I read somewhere that when you have severe anxiety or (maybe even depression) your mind and heart gets stuck in a repetitive loop. And you are bombarded by the things that hurt you because you have no way to learn to deal with them. I think that I could get out of that loop if my niece would just leave me alone for a little while and just let me live my own life and let me breathe on my own. How can I ever get over it when day in and day out she is always there controlling everything that I do ? I have busted my ass to get over this depression thing and I have come so far now it is unfair that I'm not allowed to even live my own damn life. Or have time for myself.

Sometimes I think the only way I will ever get away from all of this and finally be free from it is to die. But I know that I don't ever want to die.

When I'm feeling hopeless and overwhelmed there is a song that helps me. I think it is one of the most powerful and heartfelt songs I have ever heard. To anyone who is reading this and you feel like giving up... I am telling you to seriously listen to this song. Go on YouTube and listen to this song. It's called...... One More Light , by Linkin Park


"One More Light"

Should've stayed. Were there signs I ignored?
Can I help you not to hurt anymore?
We saw brilliance when the world was asleep.
There are things that we can have but can't keep.

If they say,

Who cares if one more light goes out
In the sky of a million stars?
It flickers, flickers.
Who cares when someone's time runs out
If a moment is all we are?
Or quicker, quicker.
Who cares if one more light goes out?
Well, I do.

The reminders pull the floor from your feet.
In the kitchen one more chair than you need.
Oh.
And you're angry, and you should be, it's not fair.
Just 'cause you can't see it, doesn't mean it isn't there.

If they say,

Who cares if one more light goes out
In the sky of a million stars?
It flickers, flickers.
Who cares when someone's time runs out
If a moment is all we are?
Or quicker, quicker
Who cares if one more light goes out?
Well, I do.

Who cares if one more light goes out
In the sky of a million stars?
It flickers, flickers.
Who cares when someone's time runs out
If a moment is all we are?
Or quicker, quicker.
Who cares if one more light goes out?
Well, I do.
Well, I do.


It shows how every single damn one of our lives is more important than we ever can possibly realize and no matter what hell you are going through you can't ever give up.

I especially hurt tonight because on a night like this I should have friends by my side. It's not fair to always have to deal with this all alone. Sometimes I cry myself to sleep wishing that when I wake up in the morning things will be different. I even pray for it. I wish for it on every single star that I see fall in the night sky while I'm sitting outside. But it never comes true...

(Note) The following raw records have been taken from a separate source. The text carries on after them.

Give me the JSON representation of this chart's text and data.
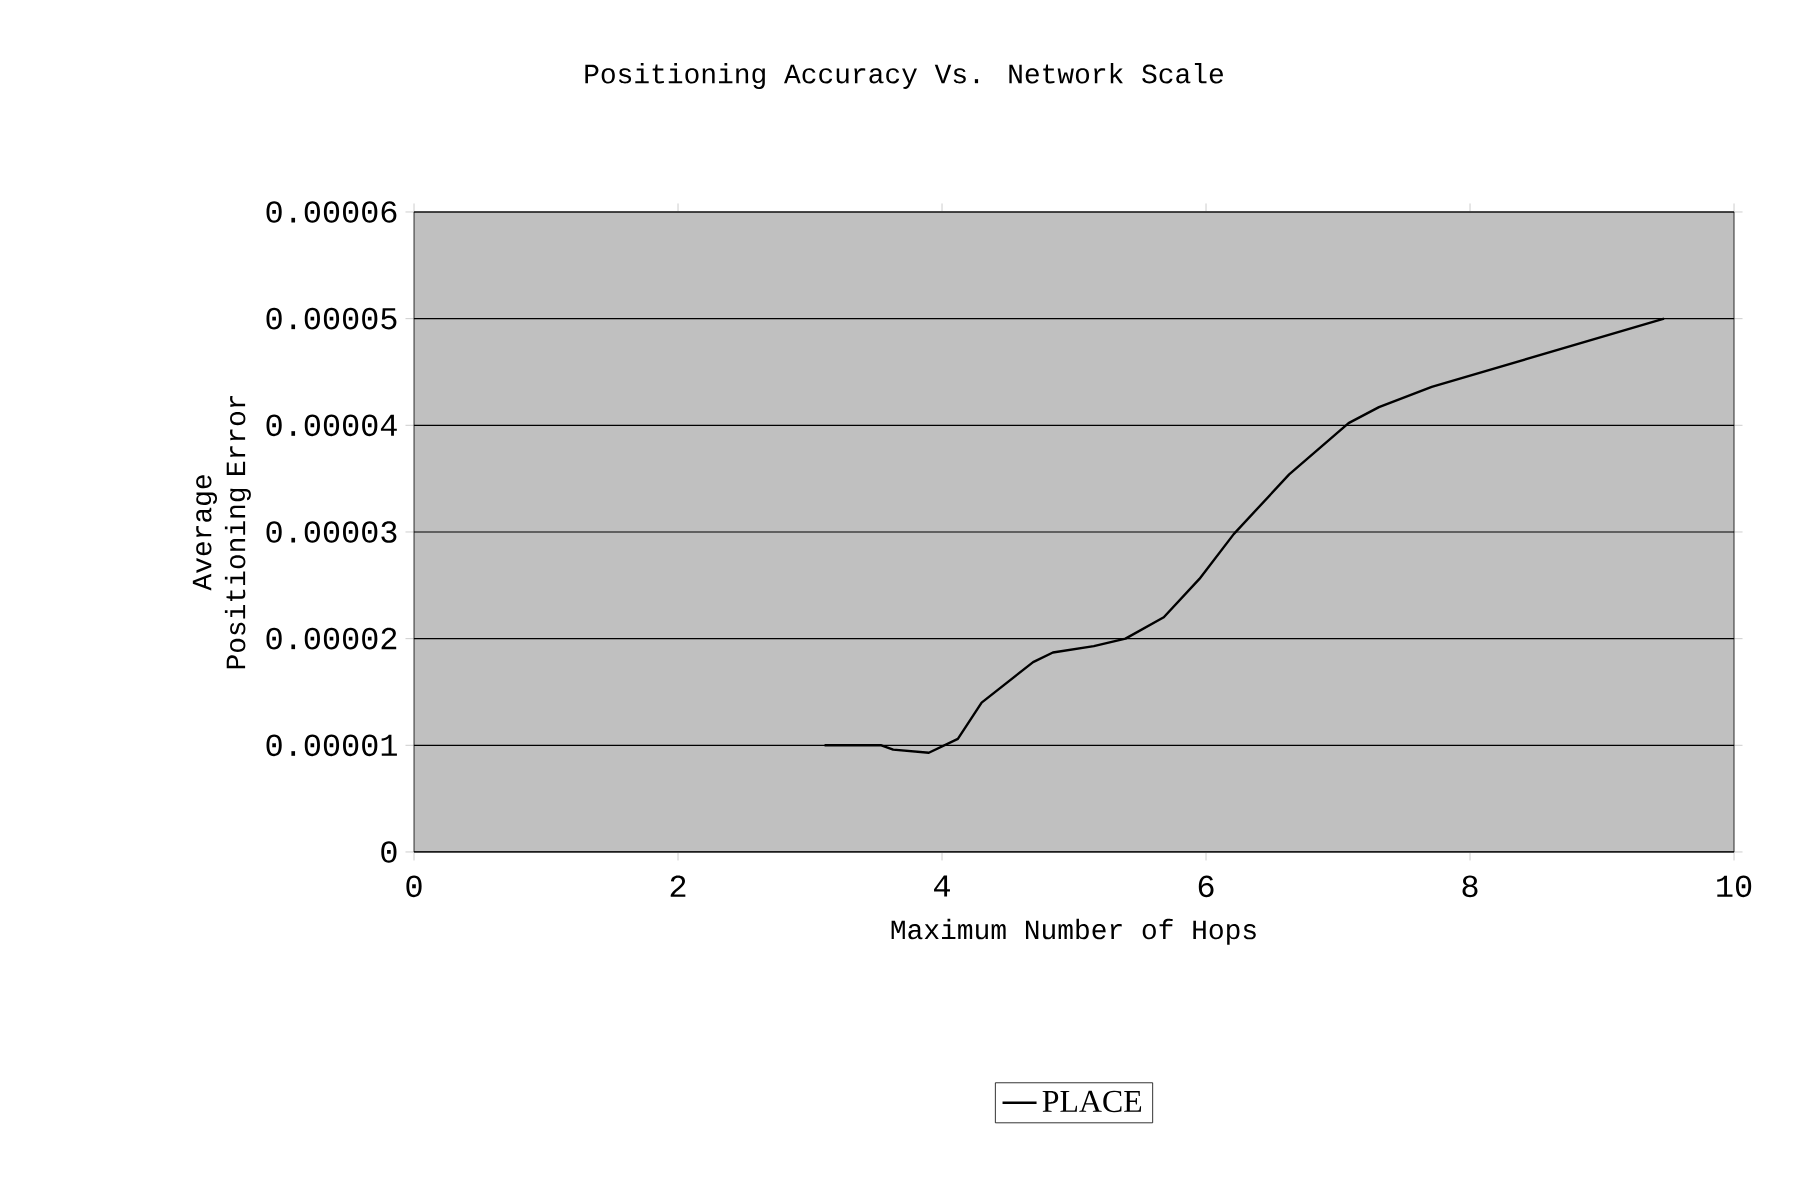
{
  "chart_data": {
    "type": "line",
    "title": "Positioning Accuracy Vs. Network Scale",
    "xlabel": "Maximum Number of Hops",
    "ylabel": "Average Positioning Error",
    "xlim": [
      0,
      10
    ],
    "xticks": [
      0,
      2,
      4,
      6,
      8,
      10
    ],
    "ylim": [
      0,
      6e-05
    ],
    "yticks": [
      {
        "value": 0,
        "label": "0"
      },
      {
        "value": 1e-05,
        "label": "0.00001"
      },
      {
        "value": 2e-05,
        "label": "0.00002"
      },
      {
        "value": 3e-05,
        "label": "0.00003"
      },
      {
        "value": 4e-05,
        "label": "0.00004"
      },
      {
        "value": 5e-05,
        "label": "0.00005"
      },
      {
        "value": 6e-05,
        "label": "0.00006"
      }
    ],
    "grid": "y",
    "legend": "bottom",
    "marker": "none",
    "line_style": "solid",
    "series": [
      {
        "name": "PLACE",
        "color": "#000000",
        "x": [
          3.11,
          3.54,
          3.63,
          3.9,
          4.12,
          4.3,
          4.69,
          4.84,
          5.15,
          5.39,
          5.68,
          5.95,
          6.21,
          6.63,
          7.08,
          7.31,
          7.71,
          9.47
        ],
        "values": [
          1e-05,
          1e-05,
          9.6e-06,
          9.3e-06,
          1.06e-05,
          1.4e-05,
          1.78e-05,
          1.87e-05,
          1.93e-05,
          2e-05,
          2.2e-05,
          2.56e-05,
          2.98e-05,
          3.54e-05,
          4.02e-05,
          4.17e-05,
          4.36e-05,
          5e-05
        ]
      }
    ]
  }
}
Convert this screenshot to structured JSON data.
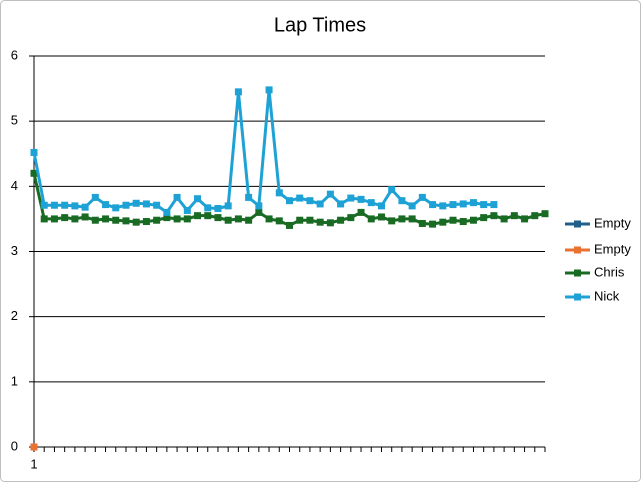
{
  "chart_data": {
    "type": "line",
    "title": "Lap Times",
    "categories": [
      "1",
      null,
      null,
      null,
      null,
      null,
      null,
      null,
      null,
      null,
      null,
      null,
      null,
      null,
      null,
      null,
      null,
      null,
      null,
      null,
      null,
      null,
      null,
      null,
      null,
      null,
      null,
      null,
      null,
      null,
      null,
      null,
      null,
      null,
      null,
      null,
      null,
      null,
      null,
      null,
      null,
      null,
      null,
      null,
      null,
      null,
      null,
      null,
      null,
      null,
      null
    ],
    "series": [
      {
        "name": "Empty",
        "color": "#1f5f8b",
        "values": [
          null,
          null,
          null,
          null,
          null,
          null,
          null,
          null,
          null,
          null,
          null,
          null,
          null,
          null,
          null,
          null,
          null,
          null,
          null,
          null,
          null,
          null,
          null,
          null,
          null,
          null,
          null,
          null,
          null,
          null,
          null,
          null,
          null,
          null,
          null,
          null,
          null,
          null,
          null,
          null,
          null,
          null,
          null,
          null,
          null,
          null,
          null,
          null,
          null,
          null,
          null
        ]
      },
      {
        "name": "Empty",
        "color": "#e97132",
        "values": [
          0,
          null,
          null,
          null,
          null,
          null,
          null,
          null,
          null,
          null,
          null,
          null,
          null,
          null,
          null,
          null,
          null,
          null,
          null,
          null,
          null,
          null,
          null,
          null,
          null,
          null,
          null,
          null,
          null,
          null,
          null,
          null,
          null,
          null,
          null,
          null,
          null,
          null,
          null,
          null,
          null,
          null,
          null,
          null,
          null,
          null,
          null,
          null,
          null,
          null,
          null
        ]
      },
      {
        "name": "Chris",
        "color": "#196b24",
        "values": [
          4.2,
          3.5,
          3.5,
          3.52,
          3.5,
          3.53,
          3.48,
          3.5,
          3.48,
          3.47,
          3.45,
          3.46,
          3.48,
          3.52,
          3.5,
          3.5,
          3.55,
          3.55,
          3.52,
          3.48,
          3.5,
          3.48,
          3.6,
          3.5,
          3.47,
          3.4,
          3.48,
          3.48,
          3.45,
          3.44,
          3.48,
          3.52,
          3.6,
          3.5,
          3.53,
          3.47,
          3.5,
          3.5,
          3.43,
          3.42,
          3.45,
          3.48,
          3.46,
          3.48,
          3.52,
          3.55,
          3.5,
          3.55,
          3.5,
          3.55,
          3.58
        ]
      },
      {
        "name": "Nick",
        "color": "#1ea2d6",
        "values": [
          4.52,
          3.71,
          3.71,
          3.71,
          3.7,
          3.68,
          3.83,
          3.72,
          3.67,
          3.71,
          3.74,
          3.73,
          3.71,
          3.6,
          3.83,
          3.63,
          3.81,
          3.67,
          3.66,
          3.7,
          5.45,
          3.83,
          3.7,
          5.48,
          3.9,
          3.78,
          3.82,
          3.78,
          3.73,
          3.88,
          3.73,
          3.82,
          3.8,
          3.75,
          3.7,
          3.95,
          3.78,
          3.7,
          3.83,
          3.72,
          3.7,
          3.72,
          3.73,
          3.75,
          3.72,
          3.72,
          null,
          null,
          null,
          null,
          null
        ]
      }
    ],
    "ylim": [
      0,
      6
    ],
    "yticks": [
      0,
      1,
      2,
      3,
      4,
      5,
      6
    ],
    "grid": true,
    "legend": "right"
  }
}
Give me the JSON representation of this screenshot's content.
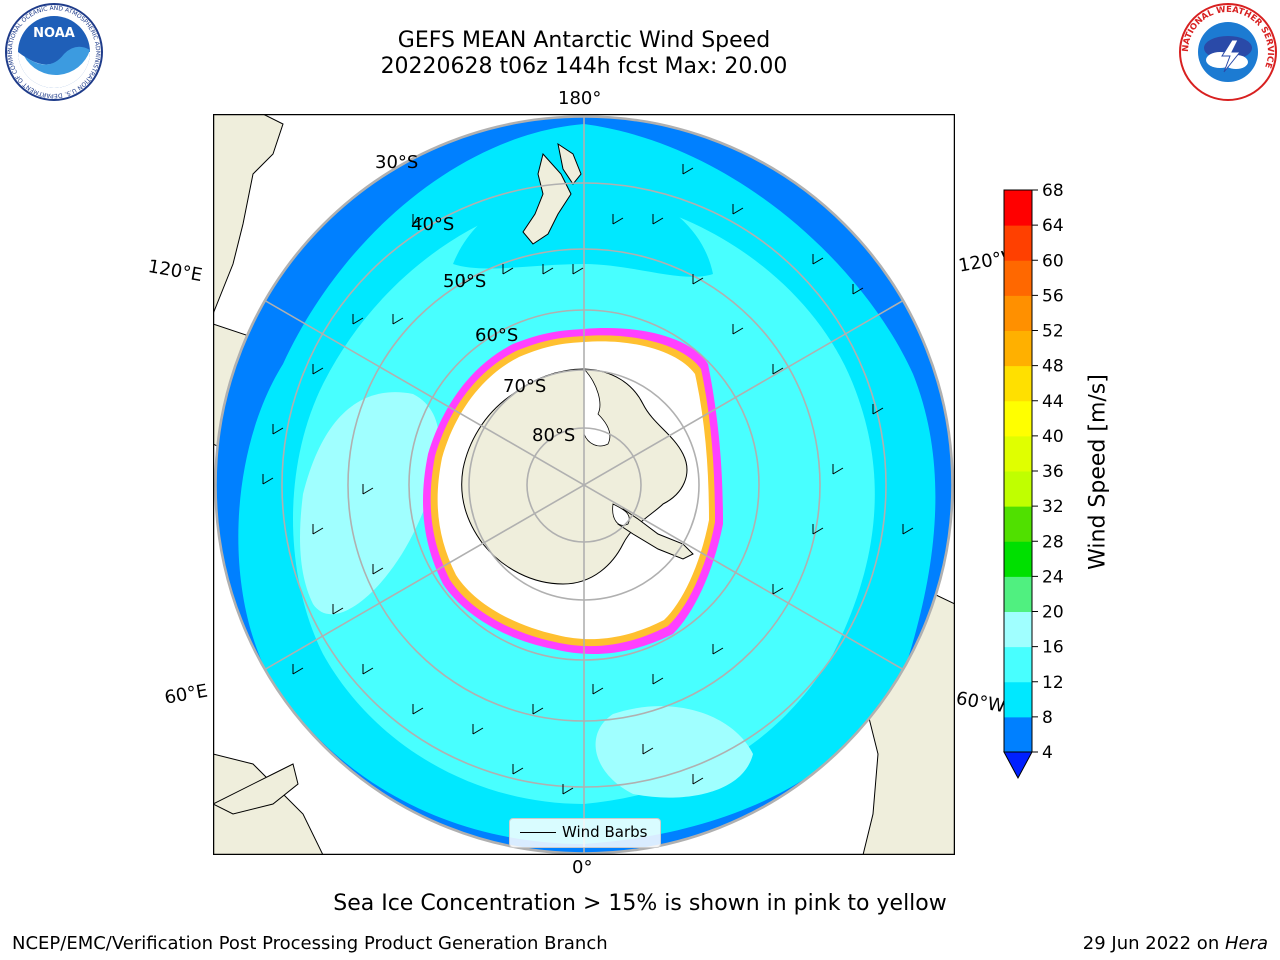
{
  "title": {
    "line1": "GEFS MEAN Antarctic Wind Speed",
    "line2": "20220628 t06z 144h fcst   Max: 20.00"
  },
  "logos": {
    "left": {
      "name": "noaa-logo",
      "text": "NOAA",
      "ring_text": "NATIONAL OCEANIC AND ATMOSPHERIC ADMINISTRATION  U.S. DEPARTMENT OF COMMERCE"
    },
    "right": {
      "name": "nws-logo",
      "ring_text": "NATIONAL WEATHER SERVICE"
    }
  },
  "map": {
    "projection": "south-polar-stereographic",
    "longitude_labels": {
      "top": "180°",
      "bottom": "0°",
      "upper_left": "120°E",
      "upper_right": "120°W",
      "lower_left": "60°E",
      "lower_right": "60°W"
    },
    "latitude_labels": [
      "30°S",
      "40°S",
      "50°S",
      "60°S",
      "70°S",
      "80°S"
    ],
    "latitude_rings_deg": [
      30,
      40,
      50,
      60,
      70,
      80
    ],
    "meridians_deg": [
      0,
      60,
      120,
      180,
      240,
      300
    ],
    "land_color": "#efeedc",
    "ice_color": "#ffffff",
    "sea_ice_edge_colors": [
      "#ff40ff",
      "#ff80b0",
      "#ffc030",
      "#ffe080"
    ],
    "legend_label": "Wind Barbs"
  },
  "colorbar": {
    "label": "Wind Speed [m/s]",
    "ticks": [
      "4",
      "8",
      "12",
      "16",
      "20",
      "24",
      "28",
      "32",
      "36",
      "40",
      "44",
      "48",
      "52",
      "56",
      "60",
      "64",
      "68"
    ],
    "colors": [
      "#0080ff",
      "#00e8ff",
      "#48ffff",
      "#a0ffff",
      "#50f080",
      "#00e000",
      "#50e000",
      "#c0ff00",
      "#e0ff00",
      "#ffff00",
      "#ffe000",
      "#ffb000",
      "#ff9000",
      "#ff6800",
      "#ff4000",
      "#ff0000"
    ],
    "under_color": "#0020ff"
  },
  "footnote": "Sea Ice Concentration > 15% is shown in pink to yellow",
  "credits": {
    "left": "NCEP/EMC/Verification Post Processing Product Generation Branch",
    "right_prefix": "29 Jun 2022 on ",
    "right_host": "Hera"
  }
}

Starlight forever and ever ?? I seriously don't know anymore how much longer I can shine.


The worst pain in the world is crying tears that no one will ever see or hear.

Raemay45
Posts: 3
Joined: Sat Nov 04, 2017 1:46 pm

Re: im dying no one cares

Postby Raemay45 » Sat Nov 04, 2017 2:00 pm

Doogie wrote:Hi JonsDragonEyes,
Im here to be true friend sweetie if you need one thats going to listen to you and trully care.
Ive been im your shoes on throwing in the towel so to speak. I wanna share what Ive learned so you can stay strong and not give up..
Hugs rachel
You are one of the most thoughtful and caring individuals on this forum. Making friends can be hard, and online is even harder because you can't see or know the intentions of the person on the other end. But don't let that discourage you...there are a lot of people who would be honored to be part of your life....you will find them.